Angela Claire Connolly, 93, of Kenosha passed away peacefully on August 5, 2024, at Willowbrook Assisted Living in Kenosha, Wisconsin.
Angela was born on September 13, 1930, in one of Chicago’s oldest Italian neighborhoods on Chicago’s near north side (Grand and Ogden Avenues). She was the first child of the late John Clark Sr. and Emily (Potenza) Connolly. Though born at the beginning of the Great Depression, she was well taken care of in the large apartment building at Racine and Hubbard, owned by her grandmother and namesake, Arcangela (DeStefano) Potenza, and where her many aunts, uncles and cousins would also reside during her youth. She was surrounded by a loving family and, despite her Irish name, was immersed in Italian culture.
Her memory was always sharp and clear and she related countless stories about her family, neighbors, and characters that populated the predominantly Italian neighborhood. She often boasted that the future boss of Chicago’s underworld empire, Anthony “Joe Batters” Accardo, once bounced her on his knee in front of a local storefront in the 1930s when she was a toddler.
At age 9, her parents divorced and her father moved Angela and her brother John Jr. (age 7) into the St. George School at 4545 Drexel Boulevard on Chicago’s south side. Her father, John Sr., was a salesman for industrial laundry equipment, and a man of modest means. However, the director of the school, Anne Tyskling, admired his dedication to his children’s well-being and education, and admitted Angela and John to the boarding school at a discount. He took a room at the Duncan YMCA on Ashland Avenue in order to make the payments, and visited his children every Sunday. The Connolly children excelled in scholastics and theatre, performing in many school dramatic and musical productions. They were dubbed “The Canaries” of St. George School for their exceptional singing talent.
Angela graduated from Tuley High School in 1948, and worked as a secretary after high school in Chicago, as well as Las Vegas after moving there in the late-fifties. She told many stories of the legendary era of the Rat Pack and Ocean’s Eleven, rubbing elbows with some of the biggest stars that frequented Las Vegas during its heyday of mid-century American cool.
Upon returning to Chicago, she completed a Bachelor’s Degree in Education, and ultimately received a Master’s Degree in Literature from Loyola University. During the 1970s, she embarked on a career as an educator with the Chicago Public Schools. She was always active in her personal and social life, and her milieu included noted author and bookseller Paul Romaine, who was close friends with Ernest Hemingway and part of the thriving artistic community of American ex-patriates in Paris in the 1920s along with Hemingway, e.e. cummings, Gertrude Stein, F. Scott Fitzgerald, and Josephine Baker. One of her closest friends and neighbors was Adeline Arrigo, wife of former State Senator Victor Arrigo, who served as a prosecutor for the Allied Military Government Courts in Italy during WWII. After his death, the park near his home in Chicago’s Little Italy (Taylor Street) was dedicated in his name.
Angela pursued a decades-long career with the Chicago Public Schools as a classroom teacher of multiple subjects, ultimately transitioning into special education where she worked until her retirement. She lived independently for many years after retirement, and kept a full social schedule, did her own driving, shopping, banking, and housekeeping.

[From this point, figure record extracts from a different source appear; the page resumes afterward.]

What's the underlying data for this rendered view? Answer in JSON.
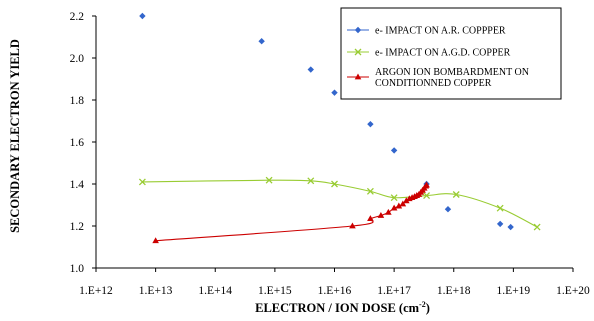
{
  "chart_data": {
    "type": "scatter",
    "title": "",
    "xlabel": "ELECTRON /  ION DOSE (cm",
    "xlabel_superscript": "-2",
    "xlabel_suffix": ")",
    "ylabel": "SECONDARY ELECTRON YIELD",
    "x_scale": "log",
    "xlim": [
      1000000000000.0,
      1e+20
    ],
    "ylim": [
      1.0,
      2.2
    ],
    "grid": false,
    "legend_position": "top-right",
    "x_ticks": [
      {
        "value": 1000000000000.0,
        "label": "1.E+12"
      },
      {
        "value": 10000000000000.0,
        "label": "1.E+13"
      },
      {
        "value": 100000000000000.0,
        "label": "1.E+14"
      },
      {
        "value": 1000000000000000.0,
        "label": "1.E+15"
      },
      {
        "value": 1e+16,
        "label": "1.E+16"
      },
      {
        "value": 1e+17,
        "label": "1.E+17"
      },
      {
        "value": 1e+18,
        "label": "1.E+18"
      },
      {
        "value": 1e+19,
        "label": "1.E+19"
      },
      {
        "value": 1e+20,
        "label": "1.E+20"
      }
    ],
    "y_ticks": [
      {
        "value": 1.0,
        "label": "1.0"
      },
      {
        "value": 1.2,
        "label": "1.2"
      },
      {
        "value": 1.4,
        "label": "1.4"
      },
      {
        "value": 1.6,
        "label": "1.6"
      },
      {
        "value": 1.8,
        "label": "1.8"
      },
      {
        "value": 2.0,
        "label": "2.0"
      },
      {
        "value": 2.2,
        "label": "2.2"
      }
    ],
    "series": [
      {
        "name": "e- IMPACT ON A.R. COPPPER",
        "color": "#3366cc",
        "marker": "diamond",
        "line": false,
        "points": [
          {
            "x": 6000000000000.0,
            "y": 2.2
          },
          {
            "x": 600000000000000.0,
            "y": 2.08
          },
          {
            "x": 4000000000000000.0,
            "y": 1.945
          },
          {
            "x": 1e+16,
            "y": 1.835
          },
          {
            "x": 4e+16,
            "y": 1.685
          },
          {
            "x": 1e+17,
            "y": 1.56
          },
          {
            "x": 3.5e+17,
            "y": 1.4
          },
          {
            "x": 8e+17,
            "y": 1.28
          },
          {
            "x": 6e+18,
            "y": 1.21
          },
          {
            "x": 9e+18,
            "y": 1.195
          }
        ]
      },
      {
        "name": "e- IMPACT ON A.G.D. COPPER",
        "color": "#99cc33",
        "marker": "x",
        "line": true,
        "points": [
          {
            "x": 6000000000000.0,
            "y": 1.41
          },
          {
            "x": 800000000000000.0,
            "y": 1.418
          },
          {
            "x": 4000000000000000.0,
            "y": 1.415
          },
          {
            "x": 1e+16,
            "y": 1.4
          },
          {
            "x": 4e+16,
            "y": 1.365
          },
          {
            "x": 1e+17,
            "y": 1.335
          },
          {
            "x": 3.5e+17,
            "y": 1.345
          },
          {
            "x": 1.1e+18,
            "y": 1.35
          },
          {
            "x": 6e+18,
            "y": 1.285
          },
          {
            "x": 2.5e+19,
            "y": 1.195
          }
        ]
      },
      {
        "name": "ARGON ION BOMBARDMENT ON CONDITIONNED COPPER",
        "color": "#cc0000",
        "marker": "triangle",
        "line": true,
        "points": [
          {
            "x": 10000000000000.0,
            "y": 1.13
          },
          {
            "x": 2e+16,
            "y": 1.2
          },
          {
            "x": 4e+16,
            "y": 1.235
          },
          {
            "x": 6e+16,
            "y": 1.25
          },
          {
            "x": 8e+16,
            "y": 1.265
          },
          {
            "x": 1e+17,
            "y": 1.285
          },
          {
            "x": 1.2e+17,
            "y": 1.295
          },
          {
            "x": 1.4e+17,
            "y": 1.305
          },
          {
            "x": 1.6e+17,
            "y": 1.32
          },
          {
            "x": 1.8e+17,
            "y": 1.33
          },
          {
            "x": 2e+17,
            "y": 1.335
          },
          {
            "x": 2.2e+17,
            "y": 1.34
          },
          {
            "x": 2.4e+17,
            "y": 1.345
          },
          {
            "x": 2.6e+17,
            "y": 1.35
          },
          {
            "x": 2.8e+17,
            "y": 1.36
          },
          {
            "x": 3e+17,
            "y": 1.37
          },
          {
            "x": 3.2e+17,
            "y": 1.38
          },
          {
            "x": 3.4e+17,
            "y": 1.39
          },
          {
            "x": 3.5e+17,
            "y": 1.395
          }
        ]
      }
    ],
    "legend": [
      {
        "text": [
          "e- IMPACT ON A.R. COPPPER"
        ]
      },
      {
        "text": [
          "e- IMPACT ON A.G.D. COPPER"
        ]
      },
      {
        "text": [
          "ARGON ION BOMBARDMENT ON",
          "CONDITIONNED COPPER"
        ]
      }
    ]
  }
}
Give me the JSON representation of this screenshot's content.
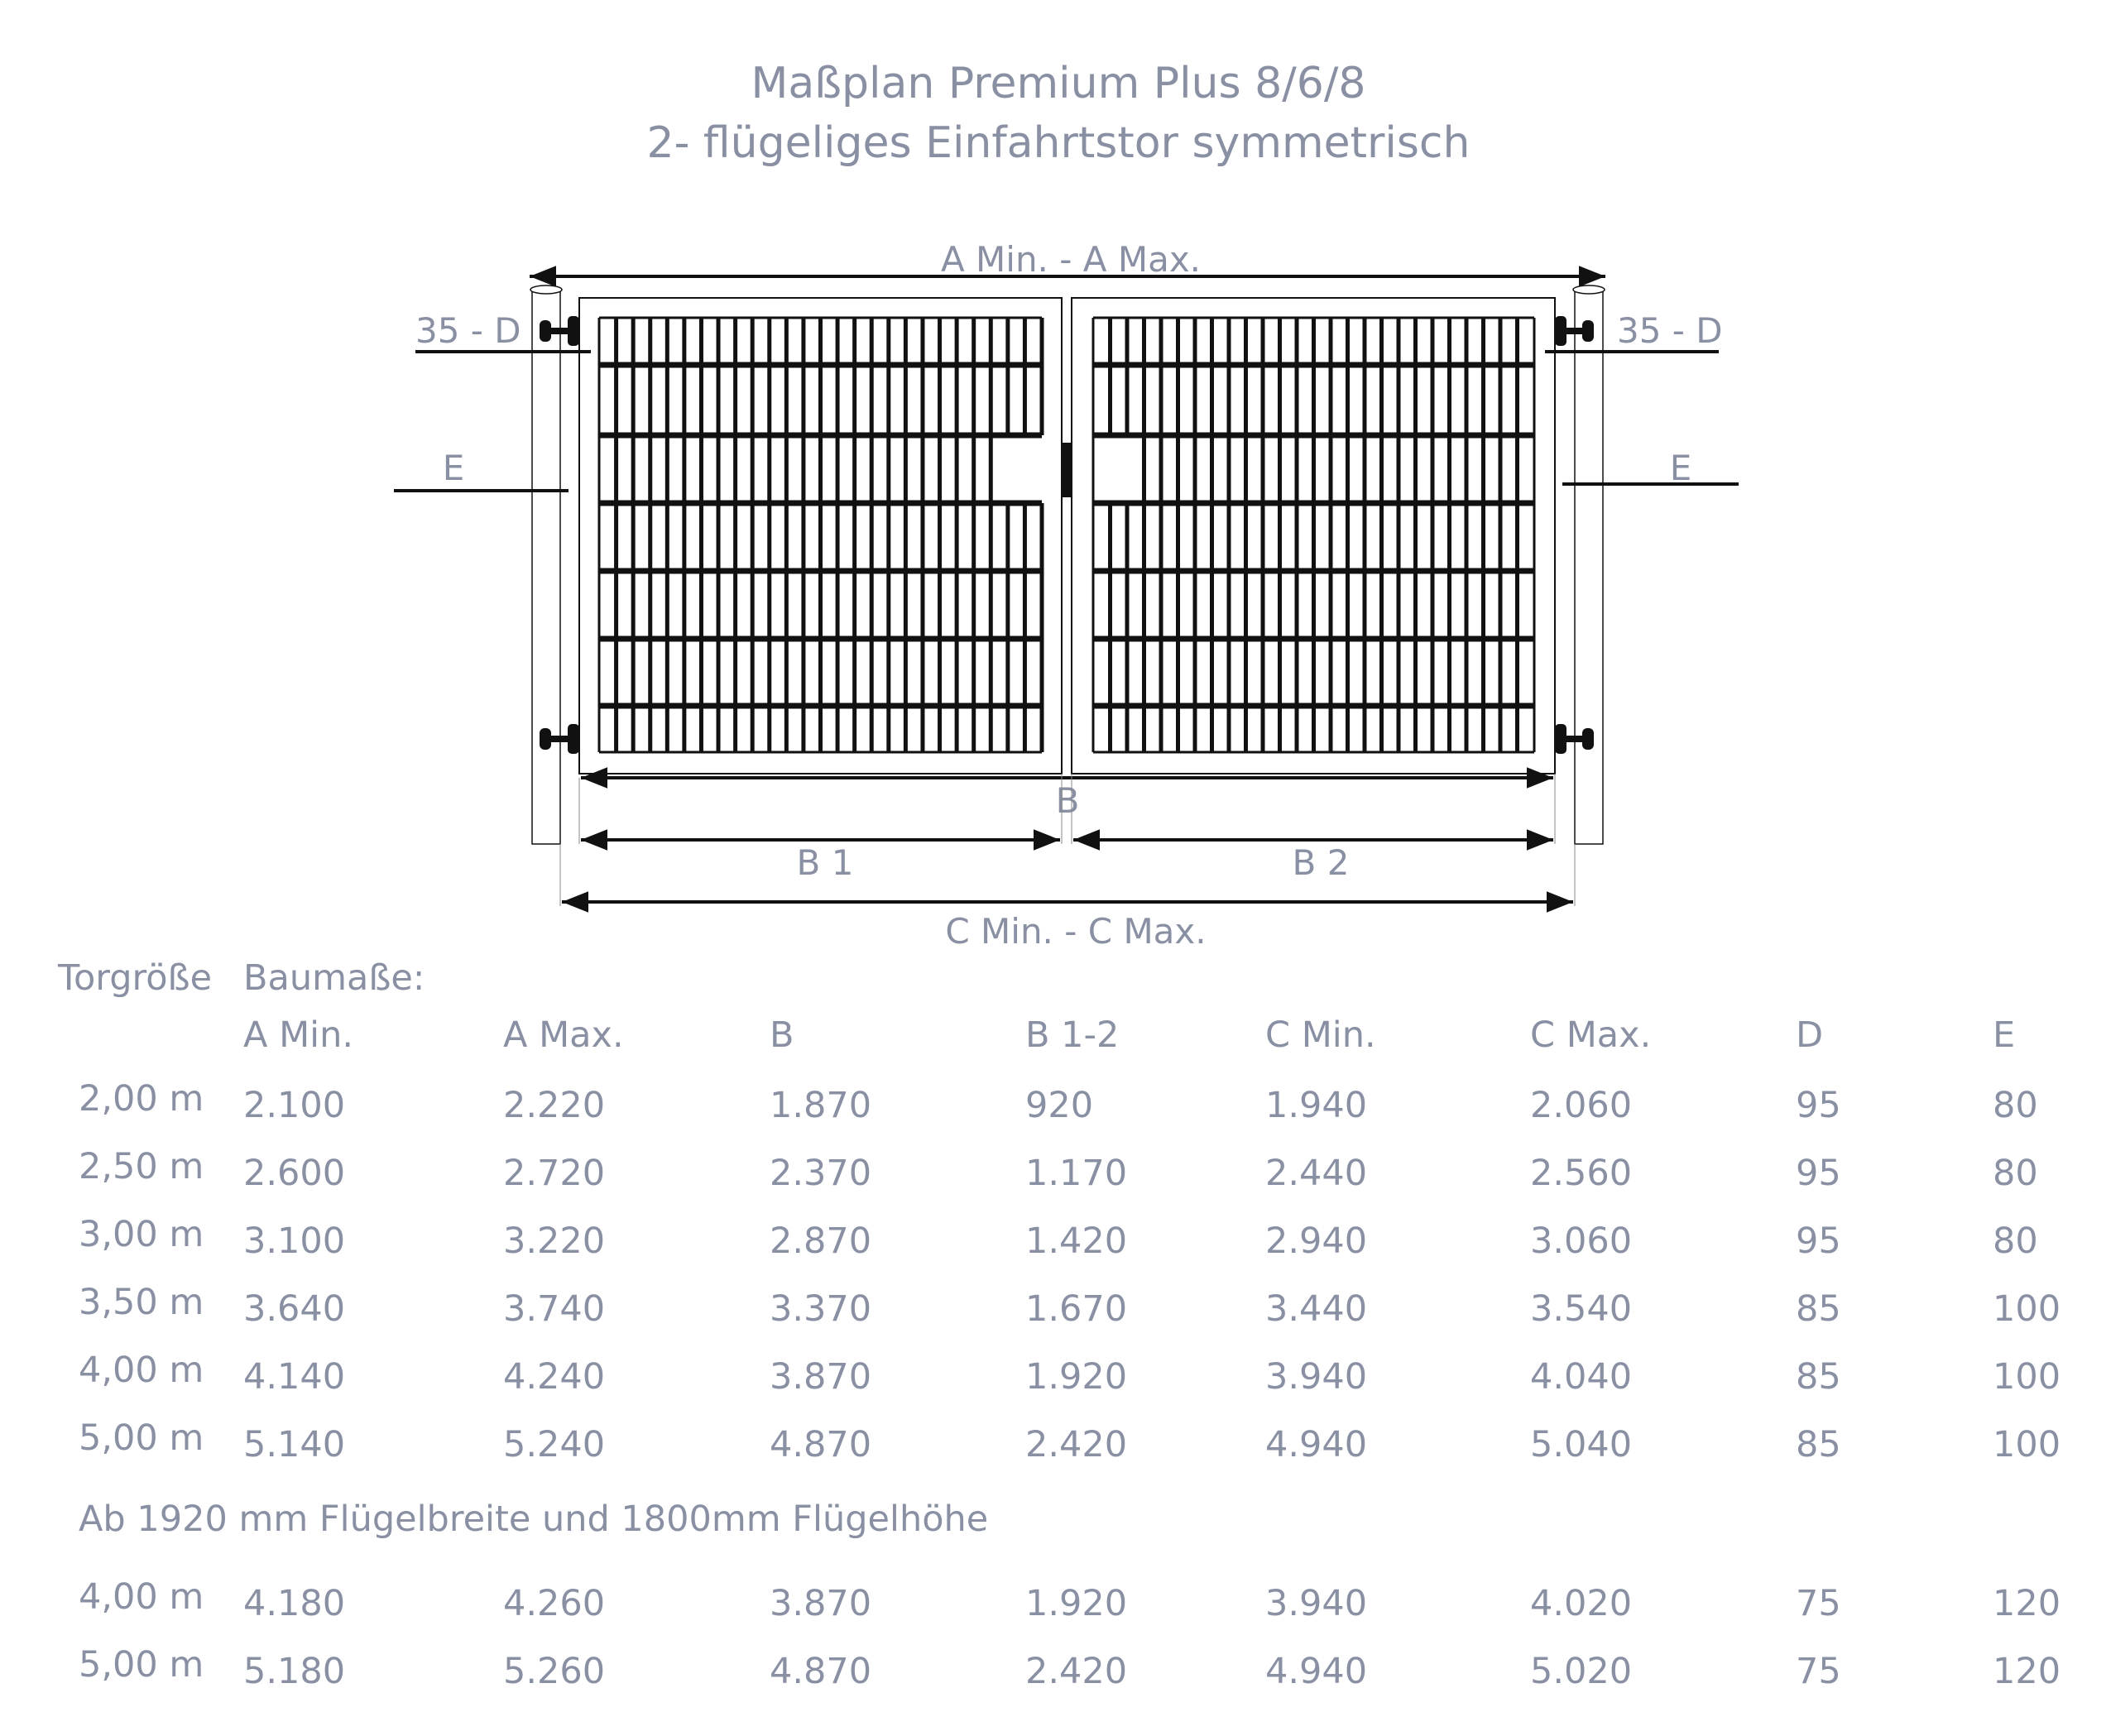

In 2021 at age 90, she suffered a critical collapse in her apartment, was hospitalized and recovered. Her nephew, Michael Connolly, began to manage her affairs for her, and moved her from the apartment in Chicago to an assisted living facility in Kenosha. With this closer proximity to family, Michael and Aggie D’Alessio took on custodial duties for Angela, managing her medical appointments, finances, holiday celebrations, outings, and day-to-day needs not covered by the assisted living facility. [Michael and Aggie owe a deep and lasting gratitude to the administration and medical staff at Willowbrook Assisted Living, and the exceptional medical staff and caregivers at Hospice Alliance, who gave Angela the utmost in care and compassion every moment including until her final days.]
Angela is preceded in death by her daughter Cynthia Lynn (Jessen) Sakellariadis, her half-sister Marianne Cirrincione Cirro, and her brother John Clark Connolly, Jr. She is survived by her grandchildren Emily and Nicholas Sakellariadis, and Sammie Marie Lopiparo, as well as her cousins Patrick (Pamela) Morrison, Colleen (Kenneth) Hopkins and Ernest (Prudence) Cutro.
The family encourages you to make donations to Willowbrook Assisted Living’s “Sunshine Fund,” and to Hospice Alliance to help carry on their extraordinary work with the elderly in Southeast Wisconsin.